When Rodzinski faced the Philharmonic executive committee last week, he knew he could have the Chicago job with the crook of a finger. So did the committee. He blew off at Arthur Judson, but if anyone thought Rodzinski was a white knight out to unseat music's Mr. Big, he was mistaken. "I don't hate Judson," Rodzinski said. "I've learned to eliminate hatred."

Holy Terror. Artur Rodzinski is a professional, in the strongest sense of the word: he is a professed musician. He regards music as his calling, and himself as consecrated to it. His devotion to his calling is selfless—though his selflessness is sometimes as hard to take as another man's selfishness.

He was born 53 years ago in the Dalmatian town of Spalato (now the Yugoslav town of Split) but spent his childhood in Lvov. His father was a Polish surgeon in the Austrian Army.

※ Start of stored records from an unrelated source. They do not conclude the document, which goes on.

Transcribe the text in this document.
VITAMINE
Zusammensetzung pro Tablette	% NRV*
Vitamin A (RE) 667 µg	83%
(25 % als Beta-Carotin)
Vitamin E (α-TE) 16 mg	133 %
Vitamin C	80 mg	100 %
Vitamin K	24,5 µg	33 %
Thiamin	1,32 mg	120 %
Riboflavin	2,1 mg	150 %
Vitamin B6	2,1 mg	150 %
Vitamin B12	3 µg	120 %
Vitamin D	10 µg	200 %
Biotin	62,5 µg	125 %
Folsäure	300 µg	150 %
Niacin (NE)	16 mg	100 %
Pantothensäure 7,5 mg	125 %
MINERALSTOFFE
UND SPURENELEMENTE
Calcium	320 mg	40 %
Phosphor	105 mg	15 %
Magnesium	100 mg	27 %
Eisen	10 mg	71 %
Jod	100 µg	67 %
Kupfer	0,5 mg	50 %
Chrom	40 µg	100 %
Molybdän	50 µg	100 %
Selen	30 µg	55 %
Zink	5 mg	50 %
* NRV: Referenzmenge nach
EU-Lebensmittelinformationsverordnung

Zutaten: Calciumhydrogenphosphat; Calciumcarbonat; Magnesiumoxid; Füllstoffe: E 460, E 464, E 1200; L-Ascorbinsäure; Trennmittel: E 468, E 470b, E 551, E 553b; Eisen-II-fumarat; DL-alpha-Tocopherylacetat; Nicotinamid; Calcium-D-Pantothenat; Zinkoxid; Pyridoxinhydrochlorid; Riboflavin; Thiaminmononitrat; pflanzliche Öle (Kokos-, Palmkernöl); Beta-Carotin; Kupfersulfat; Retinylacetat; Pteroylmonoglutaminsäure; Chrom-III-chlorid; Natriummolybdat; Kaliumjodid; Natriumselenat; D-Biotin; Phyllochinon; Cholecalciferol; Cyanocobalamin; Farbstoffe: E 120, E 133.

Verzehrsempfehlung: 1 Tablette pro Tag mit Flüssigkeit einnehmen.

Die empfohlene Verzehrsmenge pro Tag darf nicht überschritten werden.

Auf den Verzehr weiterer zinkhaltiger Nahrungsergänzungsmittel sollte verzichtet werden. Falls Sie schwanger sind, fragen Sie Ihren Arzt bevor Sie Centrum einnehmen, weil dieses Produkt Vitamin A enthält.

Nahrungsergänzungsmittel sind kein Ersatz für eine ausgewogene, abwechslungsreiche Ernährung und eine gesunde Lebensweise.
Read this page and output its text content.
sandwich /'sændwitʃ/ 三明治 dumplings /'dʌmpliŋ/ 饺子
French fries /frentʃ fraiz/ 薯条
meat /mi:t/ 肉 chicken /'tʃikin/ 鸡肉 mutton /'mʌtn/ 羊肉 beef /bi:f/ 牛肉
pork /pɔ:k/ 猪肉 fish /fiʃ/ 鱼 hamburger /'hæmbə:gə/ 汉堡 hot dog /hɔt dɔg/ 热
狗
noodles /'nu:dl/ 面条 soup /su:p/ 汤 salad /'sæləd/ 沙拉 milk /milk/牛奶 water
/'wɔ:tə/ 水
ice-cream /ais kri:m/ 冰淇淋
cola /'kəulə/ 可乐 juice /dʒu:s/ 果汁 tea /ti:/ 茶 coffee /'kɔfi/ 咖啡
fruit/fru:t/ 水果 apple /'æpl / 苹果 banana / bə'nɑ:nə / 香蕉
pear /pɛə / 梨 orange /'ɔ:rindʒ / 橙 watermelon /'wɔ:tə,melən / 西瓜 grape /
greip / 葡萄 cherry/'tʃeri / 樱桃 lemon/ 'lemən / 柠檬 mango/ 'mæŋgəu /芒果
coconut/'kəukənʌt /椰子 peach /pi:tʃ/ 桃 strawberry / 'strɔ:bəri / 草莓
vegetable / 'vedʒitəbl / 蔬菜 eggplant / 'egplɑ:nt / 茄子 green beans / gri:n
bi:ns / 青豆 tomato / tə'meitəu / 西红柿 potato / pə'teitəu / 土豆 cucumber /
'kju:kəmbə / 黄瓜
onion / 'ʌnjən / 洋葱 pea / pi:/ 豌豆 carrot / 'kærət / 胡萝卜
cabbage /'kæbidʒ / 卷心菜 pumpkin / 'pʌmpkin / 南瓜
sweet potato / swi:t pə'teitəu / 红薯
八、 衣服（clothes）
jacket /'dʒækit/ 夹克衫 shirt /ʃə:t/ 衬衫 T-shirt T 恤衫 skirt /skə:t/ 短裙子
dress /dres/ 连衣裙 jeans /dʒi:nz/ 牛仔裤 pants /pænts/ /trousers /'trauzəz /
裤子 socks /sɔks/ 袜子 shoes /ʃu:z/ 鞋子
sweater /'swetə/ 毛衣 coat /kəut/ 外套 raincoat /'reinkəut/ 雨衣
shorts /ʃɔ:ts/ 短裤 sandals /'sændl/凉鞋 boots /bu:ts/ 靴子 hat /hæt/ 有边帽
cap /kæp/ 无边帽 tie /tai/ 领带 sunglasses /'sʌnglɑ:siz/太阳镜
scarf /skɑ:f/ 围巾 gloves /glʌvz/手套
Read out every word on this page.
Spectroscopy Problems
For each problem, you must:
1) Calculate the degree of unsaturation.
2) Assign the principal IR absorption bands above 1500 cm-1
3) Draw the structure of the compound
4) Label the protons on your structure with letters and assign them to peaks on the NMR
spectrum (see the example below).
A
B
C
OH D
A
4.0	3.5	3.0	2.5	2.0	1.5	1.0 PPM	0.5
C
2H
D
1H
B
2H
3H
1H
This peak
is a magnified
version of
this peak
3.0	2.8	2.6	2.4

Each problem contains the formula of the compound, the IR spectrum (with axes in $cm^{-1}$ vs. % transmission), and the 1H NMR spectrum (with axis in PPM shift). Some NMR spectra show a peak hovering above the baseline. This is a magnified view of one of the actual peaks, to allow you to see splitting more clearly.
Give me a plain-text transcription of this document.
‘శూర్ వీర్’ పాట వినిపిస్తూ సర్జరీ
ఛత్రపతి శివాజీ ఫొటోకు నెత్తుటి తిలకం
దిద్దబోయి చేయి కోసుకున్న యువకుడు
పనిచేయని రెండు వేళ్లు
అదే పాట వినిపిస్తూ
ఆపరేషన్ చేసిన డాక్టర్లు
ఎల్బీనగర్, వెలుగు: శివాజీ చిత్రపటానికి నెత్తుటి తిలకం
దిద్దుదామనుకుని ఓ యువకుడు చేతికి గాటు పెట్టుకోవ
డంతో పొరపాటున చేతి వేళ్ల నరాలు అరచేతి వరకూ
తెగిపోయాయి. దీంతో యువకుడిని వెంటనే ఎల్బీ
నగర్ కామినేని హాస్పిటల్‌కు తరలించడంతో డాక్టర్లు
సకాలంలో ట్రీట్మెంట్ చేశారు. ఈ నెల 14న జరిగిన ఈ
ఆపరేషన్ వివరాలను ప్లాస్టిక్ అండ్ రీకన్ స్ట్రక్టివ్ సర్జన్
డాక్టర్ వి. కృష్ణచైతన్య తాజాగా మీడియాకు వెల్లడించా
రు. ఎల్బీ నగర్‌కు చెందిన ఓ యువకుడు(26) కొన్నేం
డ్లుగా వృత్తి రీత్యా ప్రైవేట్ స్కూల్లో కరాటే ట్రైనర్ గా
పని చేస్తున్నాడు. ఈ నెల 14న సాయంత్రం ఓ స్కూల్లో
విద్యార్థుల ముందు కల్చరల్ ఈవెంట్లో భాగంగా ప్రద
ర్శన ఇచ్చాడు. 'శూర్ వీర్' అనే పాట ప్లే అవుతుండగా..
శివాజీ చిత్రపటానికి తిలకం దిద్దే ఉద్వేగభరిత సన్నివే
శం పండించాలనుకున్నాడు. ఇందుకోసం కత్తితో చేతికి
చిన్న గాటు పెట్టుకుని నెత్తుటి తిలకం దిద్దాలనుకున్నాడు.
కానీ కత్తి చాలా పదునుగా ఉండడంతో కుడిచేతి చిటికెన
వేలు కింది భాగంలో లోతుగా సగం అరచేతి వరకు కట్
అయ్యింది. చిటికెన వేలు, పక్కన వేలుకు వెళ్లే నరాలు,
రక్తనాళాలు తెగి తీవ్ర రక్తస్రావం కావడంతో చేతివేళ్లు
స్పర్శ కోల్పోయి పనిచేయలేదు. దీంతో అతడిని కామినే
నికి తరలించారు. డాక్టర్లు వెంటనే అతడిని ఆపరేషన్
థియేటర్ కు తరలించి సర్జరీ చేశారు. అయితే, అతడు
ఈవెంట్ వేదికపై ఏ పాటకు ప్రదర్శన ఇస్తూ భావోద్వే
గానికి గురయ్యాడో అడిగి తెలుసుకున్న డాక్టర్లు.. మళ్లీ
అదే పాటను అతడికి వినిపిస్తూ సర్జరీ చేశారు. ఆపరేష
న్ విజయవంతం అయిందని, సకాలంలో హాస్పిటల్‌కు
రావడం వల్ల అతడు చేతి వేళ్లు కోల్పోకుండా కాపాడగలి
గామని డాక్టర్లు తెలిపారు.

Artur was put at the piano at 6, became a page-turner at Lvov concerts at 15 and practiced furiously five and six hours a day. Once when his big brother Richard, trying to study medicine, shouted that he couldn't stand the noise, Artur slashed Richard's hand with a saber. "Our house," as he looks back on it, "was a madhouse." He became infatuated with the opera, joined the claque to get in free.

Rodzinski played the piano in a cabaret to support his first wife and their small son. It was a big break when the local opera director let him conduct Verdi's Ernani: "The smell of the scenery, the makeup, the wigs . . . you can't get it out of your system. Ask any opera man." In 1924 Leopold Stokowski, visiting Warsaw, met Rodzinski, later hired him as assistant conductor of the Philadelphia Orchestra. When Rodzinski reached the U.S., the first thing "Stokie" did was to run his fingers through Rodzinski's slick and parted hair, "to give me a conductor's look." He did much more in the next four years, and Rodzinski is "incredibly grateful." But their temperaments did not mix well. Stokowski and Arthur Judson helped line up the run-down Los Angeles Symphony for Rodzinski. No admirer of Stokowski's lushed-up style, he says that Stokowski "plays music sexually."

After four years in Los Angeles, Rodzinski quarreled with the manager and headed for Cleveland. Toscanini heard one of his Cleveland broadcasts, and recommended him for the 1937 Salzburg Festival. And when Toscanini agreed to head the projected NBC Symphony, he insisted that Rodzinski should recruit the players.

The Cleveland musicians came to respect but never to love their abusive foreman. There was no big farewell party when he left in 1943, and his welcome to

New York was open warfare: even before he hit town he had fired 14 players, including Concertmaster Mishel Piastre.